I haven't held either of the models in question in this thread.  I was referring more to the general feel of each brand (consumer entry level model from either don't count.). The last Canon I had in my hands was the 5D2, and that thing was damned awful to work with after shooting Nikon for years...Now, I did like the layout/ergo of the 1D mk.IV, but hell for 5 grand, It'd better be awesome... My D700 does almost everything I want with two fingers on my right hand...


----------



## Josh220

D800 ftw. 500+ MB per HDR image. WIN!


----------



## myshkin

Wrong it is 200MB saved to 16bit tiff




Josh220 said:


> D800 ftw. 500+ MB per HDR image. WIN!


----------



## Josh220

Some people shoot 9 images per HDR depending on the range of light in the scene. That's 675MB of a memory card used; that applies to hard drives as well for those who don't delete their original files. Also, just because your end product came out to 2XX MB does not have any bearing whatsoever on the results others might experience with a different workflow and different number of shots.


----------



## myshkin

Well you said the HDR file would be 500MB this is plain wrong and no matter if its 9exp or 3 exp the output file will typically be about the same size. 

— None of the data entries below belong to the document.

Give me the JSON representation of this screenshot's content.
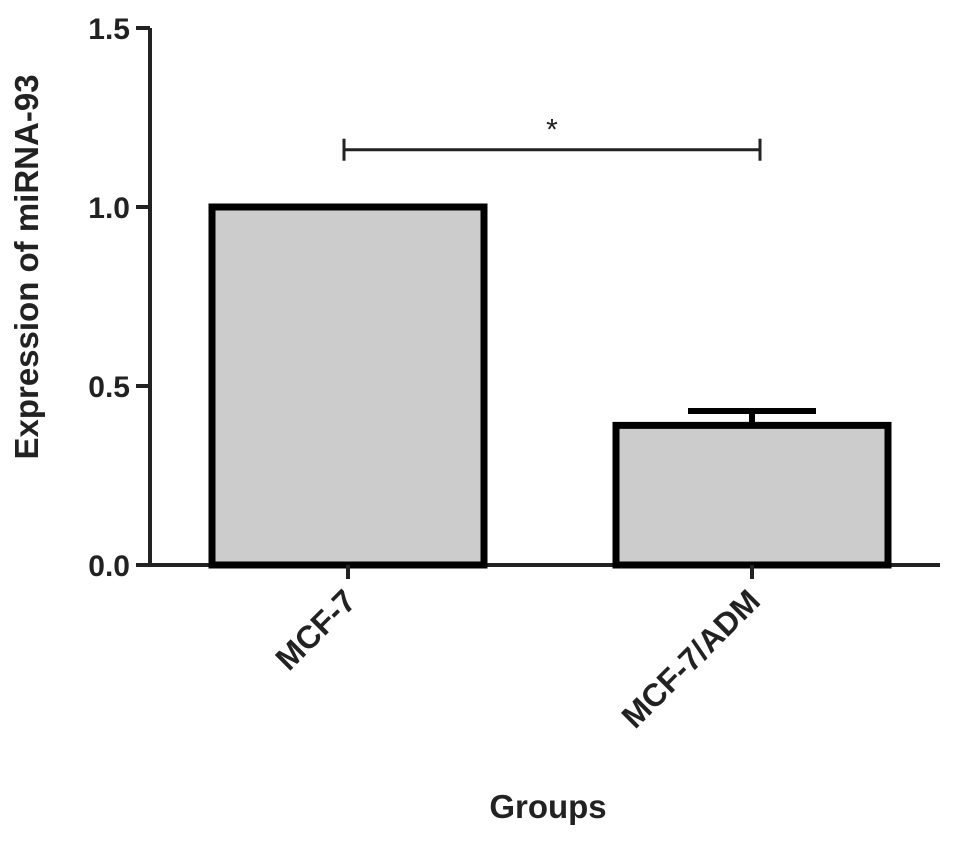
{
  "chart_data": {
    "type": "bar",
    "categories": [
      "MCF-7",
      "MCF-7/ADM"
    ],
    "values": [
      1.0,
      0.39
    ],
    "errors": [
      0.0,
      0.04
    ],
    "xlabel": "Groups",
    "ylabel": "Expression of miRNA-93",
    "ylim": [
      0,
      1.5
    ],
    "yticks": [
      0.0,
      0.5,
      1.0,
      1.5
    ],
    "ytick_labels": [
      "0.0",
      "0.5",
      "1.0",
      "1.5"
    ],
    "grid": false,
    "bar_fill": "#cccccc",
    "bar_stroke": "#000000",
    "annotations": [
      {
        "type": "significance-bracket",
        "from": "MCF-7",
        "to": "MCF-7/ADM",
        "y": 1.16,
        "label": "*"
      }
    ]
  }
}
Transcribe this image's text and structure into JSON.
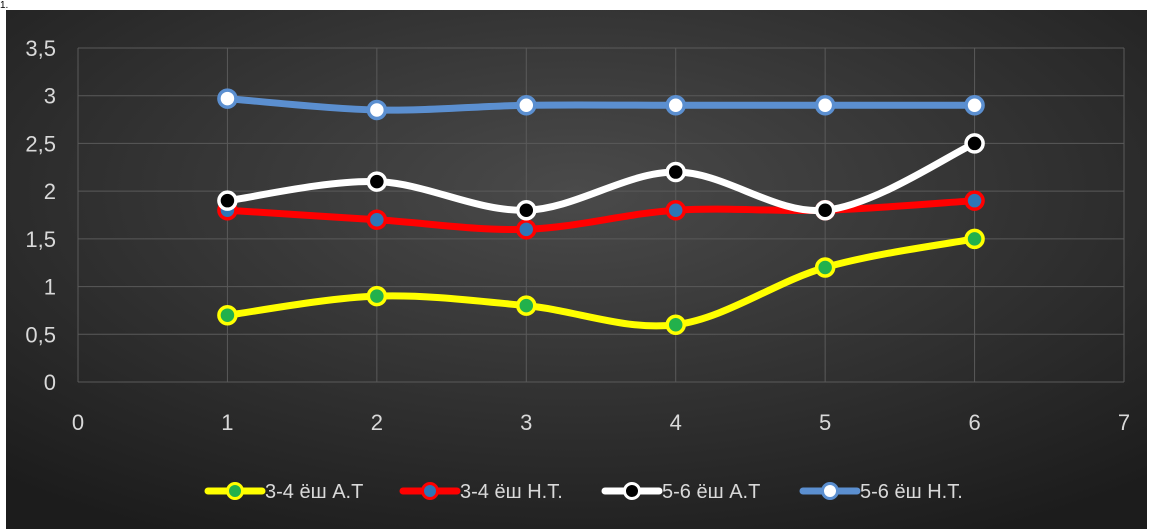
{
  "page_fragment": "1.",
  "chart_data": {
    "type": "line",
    "title": "",
    "xlabel": "",
    "ylabel": "",
    "xlim": [
      0,
      7
    ],
    "ylim": [
      0,
      3.5
    ],
    "x_ticks": [
      "0",
      "1",
      "2",
      "3",
      "4",
      "5",
      "6",
      "7"
    ],
    "y_ticks": [
      "0",
      "0,5",
      "1",
      "1,5",
      "2",
      "2,5",
      "3",
      "3,5"
    ],
    "grid": true,
    "legend_position": "bottom",
    "smooth": true,
    "background": "#2b2b2b",
    "series": [
      {
        "name": "3-4 ёш А.Т",
        "color": "#ffff00",
        "marker_fill": "#22b14c",
        "x": [
          1,
          2,
          3,
          4,
          5,
          6
        ],
        "y": [
          0.7,
          0.9,
          0.8,
          0.6,
          1.2,
          1.5
        ]
      },
      {
        "name": "3-4 ёш Н.Т.",
        "color": "#ff0000",
        "marker_fill": "#2e75b6",
        "x": [
          1,
          2,
          3,
          4,
          5,
          6
        ],
        "y": [
          1.8,
          1.7,
          1.6,
          1.8,
          1.8,
          1.9
        ]
      },
      {
        "name": "5-6 ёш А.Т",
        "color": "#ffffff",
        "marker_fill": "#000000",
        "x": [
          1,
          2,
          3,
          4,
          5,
          6
        ],
        "y": [
          1.9,
          2.1,
          1.8,
          2.2,
          1.8,
          2.5
        ]
      },
      {
        "name": "5-6 ёш Н.Т.",
        "color": "#5b8fd0",
        "marker_fill": "#ffffff",
        "x": [
          1,
          2,
          3,
          4,
          5,
          6
        ],
        "y": [
          2.97,
          2.85,
          2.9,
          2.9,
          2.9,
          2.9
        ]
      }
    ]
  }
}
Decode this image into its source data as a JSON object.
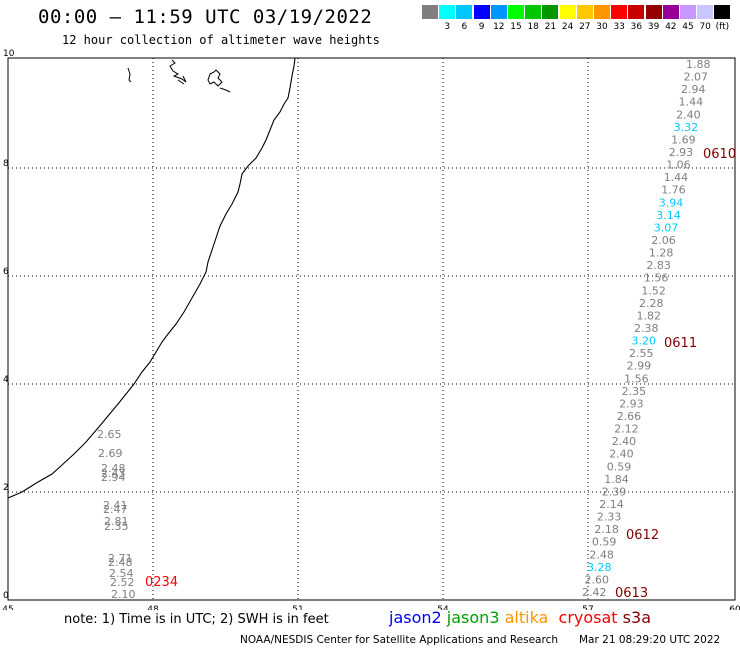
{
  "header": {
    "title": "00:00 – 11:59 UTC 03/19/2022",
    "subtitle": "12 hour collection of altimeter wave heights"
  },
  "colorbar": {
    "colors": [
      "#7f7f7f",
      "#00ffff",
      "#00c8ff",
      "#0000ff",
      "#0096ff",
      "#00ff00",
      "#00c800",
      "#009600",
      "#ffff00",
      "#ffc800",
      "#ff9600",
      "#ff0000",
      "#c80000",
      "#960000",
      "#960096",
      "#c896ff",
      "#c8c8ff",
      "#000000"
    ],
    "labels": [
      "",
      "3",
      "6",
      "9",
      "12",
      "15",
      "18",
      "21",
      "24",
      "27",
      "30",
      "33",
      "36",
      "39",
      "42",
      "45",
      "70",
      "(ft)"
    ]
  },
  "axes": {
    "x_ticks": [
      "45",
      "48",
      "51",
      "54",
      "57",
      "60"
    ],
    "y_ticks": [
      "0",
      "2",
      "4",
      "6",
      "8",
      "10"
    ]
  },
  "track_left": [
    {
      "v": "2.65",
      "c": "#7f7f7f"
    },
    {
      "v": "2.69",
      "c": "#7f7f7f"
    },
    {
      "v": "2.48",
      "c": "#7f7f7f"
    },
    {
      "v": "2.43",
      "c": "#7f7f7f"
    },
    {
      "v": "2.94",
      "c": "#7f7f7f"
    },
    {
      "v": "2.41",
      "c": "#7f7f7f"
    },
    {
      "v": "2.47",
      "c": "#7f7f7f"
    },
    {
      "v": "2.81",
      "c": "#7f7f7f"
    },
    {
      "v": "2.35",
      "c": "#7f7f7f"
    },
    {
      "v": "2.71",
      "c": "#7f7f7f"
    },
    {
      "v": "2.48",
      "c": "#7f7f7f"
    },
    {
      "v": "2.54",
      "c": "#7f7f7f"
    },
    {
      "v": "2.52",
      "c": "#7f7f7f"
    },
    {
      "v": "2.10",
      "c": "#7f7f7f"
    }
  ],
  "track_right": [
    {
      "v": "1.88",
      "c": "#7f7f7f"
    },
    {
      "v": "2.07",
      "c": "#7f7f7f"
    },
    {
      "v": "2.94",
      "c": "#7f7f7f"
    },
    {
      "v": "1.44",
      "c": "#7f7f7f"
    },
    {
      "v": "2.40",
      "c": "#7f7f7f"
    },
    {
      "v": "3.32",
      "c": "#00c8ff"
    },
    {
      "v": "1.69",
      "c": "#7f7f7f"
    },
    {
      "v": "2.93",
      "c": "#7f7f7f"
    },
    {
      "v": "1.06",
      "c": "#7f7f7f"
    },
    {
      "v": "1.44",
      "c": "#7f7f7f"
    },
    {
      "v": "1.76",
      "c": "#7f7f7f"
    },
    {
      "v": "3.94",
      "c": "#00c8ff"
    },
    {
      "v": "3.14",
      "c": "#00c8ff"
    },
    {
      "v": "3.07",
      "c": "#00c8ff"
    },
    {
      "v": "2.06",
      "c": "#7f7f7f"
    },
    {
      "v": "1.28",
      "c": "#7f7f7f"
    },
    {
      "v": "2.83",
      "c": "#7f7f7f"
    },
    {
      "v": "1.56",
      "c": "#7f7f7f"
    },
    {
      "v": "1.52",
      "c": "#7f7f7f"
    },
    {
      "v": "2.28",
      "c": "#7f7f7f"
    },
    {
      "v": "1.82",
      "c": "#7f7f7f"
    },
    {
      "v": "2.38",
      "c": "#7f7f7f"
    },
    {
      "v": "3.20",
      "c": "#00c8ff"
    },
    {
      "v": "2.55",
      "c": "#7f7f7f"
    },
    {
      "v": "2.99",
      "c": "#7f7f7f"
    },
    {
      "v": "1.56",
      "c": "#7f7f7f"
    },
    {
      "v": "2.35",
      "c": "#7f7f7f"
    },
    {
      "v": "2.93",
      "c": "#7f7f7f"
    },
    {
      "v": "2.66",
      "c": "#7f7f7f"
    },
    {
      "v": "2.12",
      "c": "#7f7f7f"
    },
    {
      "v": "2.40",
      "c": "#7f7f7f"
    },
    {
      "v": "2.40",
      "c": "#7f7f7f"
    },
    {
      "v": "0.59",
      "c": "#7f7f7f"
    },
    {
      "v": "1.84",
      "c": "#7f7f7f"
    },
    {
      "v": "2.39",
      "c": "#7f7f7f"
    },
    {
      "v": "2.14",
      "c": "#7f7f7f"
    },
    {
      "v": "2.33",
      "c": "#7f7f7f"
    },
    {
      "v": "2.18",
      "c": "#7f7f7f"
    },
    {
      "v": "0.59",
      "c": "#7f7f7f"
    },
    {
      "v": "2.48",
      "c": "#7f7f7f"
    },
    {
      "v": "3.28",
      "c": "#00c8ff"
    },
    {
      "v": "2.60",
      "c": "#7f7f7f"
    },
    {
      "v": "2.42",
      "c": "#7f7f7f"
    }
  ],
  "time_labels": [
    {
      "v": "0610",
      "c": "#800000"
    },
    {
      "v": "0611",
      "c": "#800000"
    },
    {
      "v": "0612",
      "c": "#800000"
    },
    {
      "v": "0613",
      "c": "#800000"
    },
    {
      "v": "0234",
      "c": "#ff0000"
    }
  ],
  "footer": {
    "note": "note: 1) Time is in UTC; 2) SWH is in feet",
    "sat_jason2": "jason2",
    "sat_jason3": "jason3",
    "sat_altika": "altika",
    "sat_cryosat": "cryosat",
    "sat_s3a": "s3a",
    "sat_colors": {
      "jason2": "#0000ff",
      "jason3": "#00a000",
      "altika": "#ff9600",
      "cryosat": "#ff0000",
      "s3a": "#800000"
    },
    "credit": "NOAA/NESDIS Center for Satellite Applications and Research",
    "stamp": "Mar 21 08:29:20 UTC 2022"
  }
}
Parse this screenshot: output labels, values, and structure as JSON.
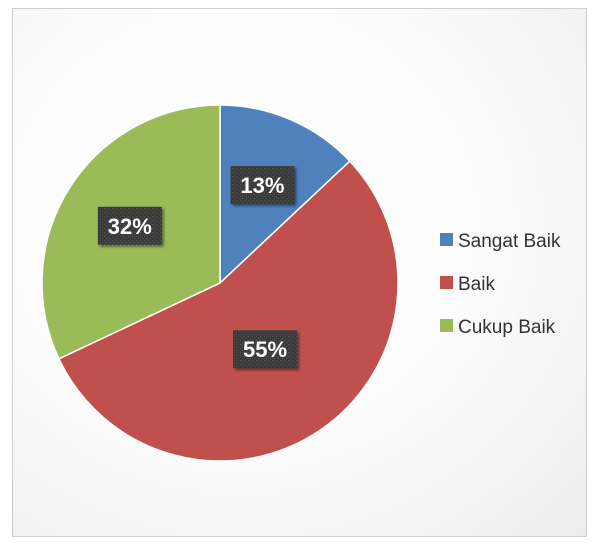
{
  "chart_data": {
    "type": "pie",
    "title": "",
    "categories": [
      "Sangat Baik",
      "Baik",
      "Cukup Baik"
    ],
    "values": [
      13,
      55,
      32
    ],
    "data_labels": [
      "13%",
      "55%",
      "32%"
    ],
    "colors": [
      "#4f81bd",
      "#c0504d",
      "#9bbb59"
    ],
    "start_angle": "12 o'clock",
    "direction": "clockwise",
    "legend_position": "right",
    "data_label_style": "white bold text on dark textured box"
  }
}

Also thats if someone is shooting uncompressed RAW which is 70MB. I believe most including myself will shoot lossles compressed which comes in around 40MB. Add in that the extra DR of the D800 and most will no longer need 9 exps. I would shoot a ton of 9 exp HDRs with the D700 but now with the D800 I likely will stick to 5 max. The DR of this camera is incredible

If your going to make a statement like that you shouldn't cherry pick the worse case scenario. Break it down for people so they don't get the wrong idea


----------